Wednesday, October 24, 2007

Greek Orthodox church leader will return home for chemotherapy

The Associated Press Published: October 23, 2007

MIAMI: Archbishop Christodoulos, leader of Greece's Orthodox Church, will return to Greece for chemotherapy after a liver transplant in Miami was halted because his liver cancer has spread to the abdominal cavity, his doctor said Tuesday.

Greek transplant specialist Andreas Tzakis, director of the University of Miami's organ transplant institute, said Christodoulos would probably go home this week.

"Psychologically he is very strong and he seems to be dealing with this very well. I just spoke to him earlier today ... He is ready to go on for the next step," Tzakis said.

Tzakis said cancer that is spreading from the liver cannot be removed with an operation.

This kind of spread of the cancer is very rare," Tzakis said. "For this kind of a cancer and the extent of the spread was also very unusual."

The transplant could not be completed earlier this month because anti-rejection drugs that patients have to take after a transplant would fuel a tumor's growth.

"He is so strong he would have been able to survive the transplant had that been possible," Tzakis said. "I feel disappointed that we could not help him more."

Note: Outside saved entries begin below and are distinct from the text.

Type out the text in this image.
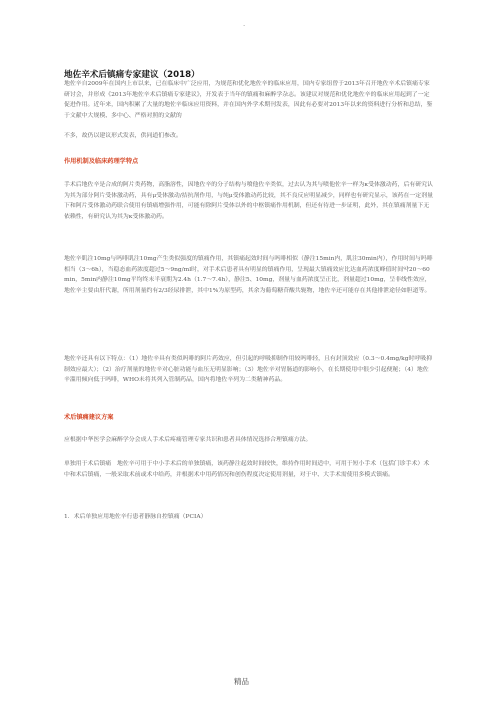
·
地佐辛术后镇痛专家建议（2018）
地佐辛自2009年在国内上市以来，已在临床中广泛应用，为规范和优化地佐辛的临床应用，国内专家组曾于2013年召开地佐辛术后镇痛专家研讨会，并形成《2013年地佐辛术后镇痛专家建议》，开发表于当年的镇痛和麻醉学杂志。该建议对规范和优化地佐辛的临床应用起到了一定促进作用。近年来，国内积累了大量的地佐辛临床应用资料，并在国内外学术期刊发表，因此有必要对2013年以来的资料进行分析和总结，鉴于文献中大规模、多中心、严格对照的文献的
不多，故仍以建议形式发表，供同道们参改。
作用机制及临床药理学特点
手术后地佐辛是合成的阿片类药物，高脂溶性，因地佐辛的分子结构与喷他佐辛类似，过去认为其与喷他佐辛一样为κ受体激动药，后有研究认为其为部分阿片受体激动药，具有μ受体激动/拮抗剂作用，与纯μ受体激动药比较，其不良反应明显减少，同样也有研究显示，该药在一定剂量下和阿片受体激动药联合使用有镇痛增强作用，可能有除阿片受体以外的中枢镇痛作用机制，但还有待进一步证明，此外，其在镇痛剂量下无依赖性，有研究认为其为κ受体激动药。
地佐辛肌注10mg与吗啡肌注10mg产生类似强度的镇痛作用，其镇痛起效时间与吗啡相似（静注15min内，肌注30min内），作用时间与吗啡相当（3～6h），当稳态血药浓度超过5～9ng/ml时，对手术后患者具有明显的镇痛作用，呈现最大镇痛效应比达血药浓度峰值时间약20～60min，5min内静注10mg平均终末半衰期为2.4h（1.7～7.4h），静注5、10mg，剂量与血药浓度呈正比，剂量超过10mg，呈非线性效应，地佐辛主要由肝代谢，所用剂量约有2/3经尿排泄，其中1%为原型药，其余为葡萄糖苷酸共轭物，地佐辛还可能存在其他排泄途径如胆道等。
地佐辛还具有以下特点：（1）地佐辛具有类似吗啡的阿片药效应，但引起的呼吸抑制作用较吗啡轻，且有封顶效应（0.3～0.4mg/kg时呼吸抑制效应最大）；（2）治疗剂量的地佐辛对心脏功能与血压无明显影响；（3）地佐辛对胃肠道的影响小，在长期使用中很少引起便秘；（4）地佐辛滥用倾向低于吗啡，WHO未将其列入管制药品，国内将地佐辛列为二类精神药品。
术后镇痛建议方案
应根据中华医学会麻醉学分会成人手术后疼痛管理专家共识和患者具体情况选择合理镇痛方法。
单独用于术后镇痛　地佐辛可用于中小手术后的单独镇痛，该药静注起效时间较快，维持作用时间适中，可用于短小手术（包括门诊手术）术中和术后镇痛，一般采取术前或术中给药，并根据术中用药情况和创伤程度决定使用剂量，对于中、大手术需使用多模式镇痛。
1．术后单独应用地佐辛行患者静脉自控镇痛（PCIA）
精品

The 68-year-old archbishop was diagnosed with cancer in June after undergoing intestinal surgery, and had spent 40 days in a hospital in Athens. He waited 50 days for a compatible liver to become available.

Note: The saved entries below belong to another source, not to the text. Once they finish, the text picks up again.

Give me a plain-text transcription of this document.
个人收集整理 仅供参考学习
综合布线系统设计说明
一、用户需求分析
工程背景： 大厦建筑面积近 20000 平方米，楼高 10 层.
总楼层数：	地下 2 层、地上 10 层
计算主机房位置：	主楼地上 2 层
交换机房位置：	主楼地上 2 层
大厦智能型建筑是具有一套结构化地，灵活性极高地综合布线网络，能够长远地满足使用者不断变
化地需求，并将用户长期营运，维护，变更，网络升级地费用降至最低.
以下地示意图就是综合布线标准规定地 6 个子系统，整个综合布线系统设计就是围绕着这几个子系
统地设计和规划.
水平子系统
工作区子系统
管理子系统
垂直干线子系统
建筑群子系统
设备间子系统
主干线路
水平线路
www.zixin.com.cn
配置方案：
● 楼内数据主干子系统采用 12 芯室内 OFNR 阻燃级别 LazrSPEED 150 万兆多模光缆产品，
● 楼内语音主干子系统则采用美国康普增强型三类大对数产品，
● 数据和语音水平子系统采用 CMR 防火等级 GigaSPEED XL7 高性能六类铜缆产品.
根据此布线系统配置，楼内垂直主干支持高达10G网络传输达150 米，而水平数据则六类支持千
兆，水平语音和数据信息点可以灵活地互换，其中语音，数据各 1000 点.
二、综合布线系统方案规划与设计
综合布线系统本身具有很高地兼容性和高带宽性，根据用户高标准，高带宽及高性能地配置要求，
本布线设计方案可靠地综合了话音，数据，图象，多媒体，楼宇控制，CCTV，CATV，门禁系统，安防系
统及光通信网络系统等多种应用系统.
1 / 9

"As he himself said, his life has been in the hands of God and we are all hopeful that he will respond to the chemotherapy and he will continue serving his people who are so devoted to him," Tzakis said.

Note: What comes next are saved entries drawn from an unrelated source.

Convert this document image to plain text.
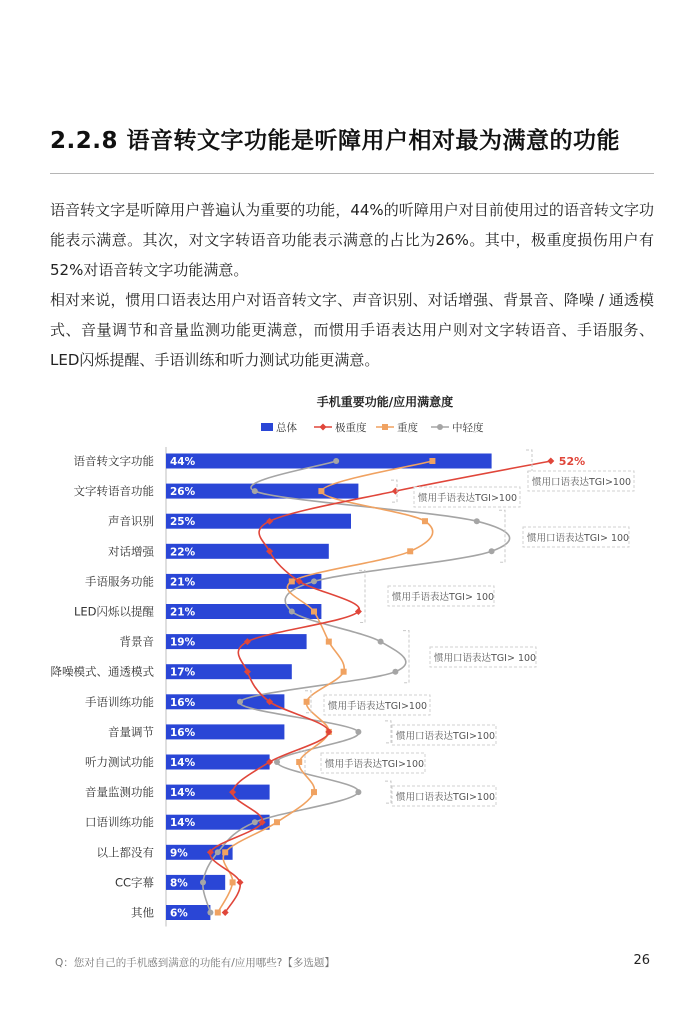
2.2.8 语音转文字功能是听障用户相对最为满意的功能
语音转文字是听障用户普遍认为重要的功能，44%的听障用户对目前使用过的语音转文字功能表示满意。其次，对文字转语音功能表示满意的占比为26%。其中，极重度损伤用户有52%对语音转文字功能满意。
相对来说，惯用口语表达用户对语音转文字、声音识别、对话增强、背景音、降噪 / 通透模式、音量调节和音量监测功能更满意，而惯用手语表达用户则对文字转语音、手语服务、LED闪烁提醒、手语训练和听力测试功能更满意。
手机重要功能/应用满意度
总体	极重度	重度	中轻度
语音转文字功能 44%
文字转语音功能 26%
声音识别 25%
对话增强 22%
手语服务功能 21%
LED闪烁以提醒 21%
背景音 19%
降噪模式、通透模式 17%
手语训练功能 16%
音量调节 16%
听力测试功能 14%
音量监测功能 14%
口语训练功能 14%
以上都没有 9%
CC字幕 8%
其他 6%
52%
惯用口语表达TGI>100
惯用手语表达TGI>100
惯用口语表达TGI> 100
惯用手语表达TGI> 100
惯用口语表达TGI> 100
惯用手语表达TGI>100
惯用口语表达TGI>100
惯用手语表达TGI>100
惯用口语表达TGI>100
Q：您对自己的手机感到满意的功能有/应用哪些?【多选题】	26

Elected church leader in 1998, Christodoulos often stirred controversy with politically tinged statements.

He was instrumental in attempts to improve ties with the Catholic Church; in 2001, Christodoulos received in Athens Pope John Paul II — the first pope to visit Greece in nearly 1,300 years — ignoring loud protests from Orthodox zealots. He followed up last year with a historic visit to the Vatican, where he and Pope Benedict XVI signed a joint declaration calling for inter-religious dialogue and restating opposition to abortion and euthanasia.

In Greece, politicians accused him of meddling in their affairs, angered by his vocal criticism of everything from homosexuality and globalization to Turkey's efforts to join the European Union and a recent government effort to tone down nationalism in school history books.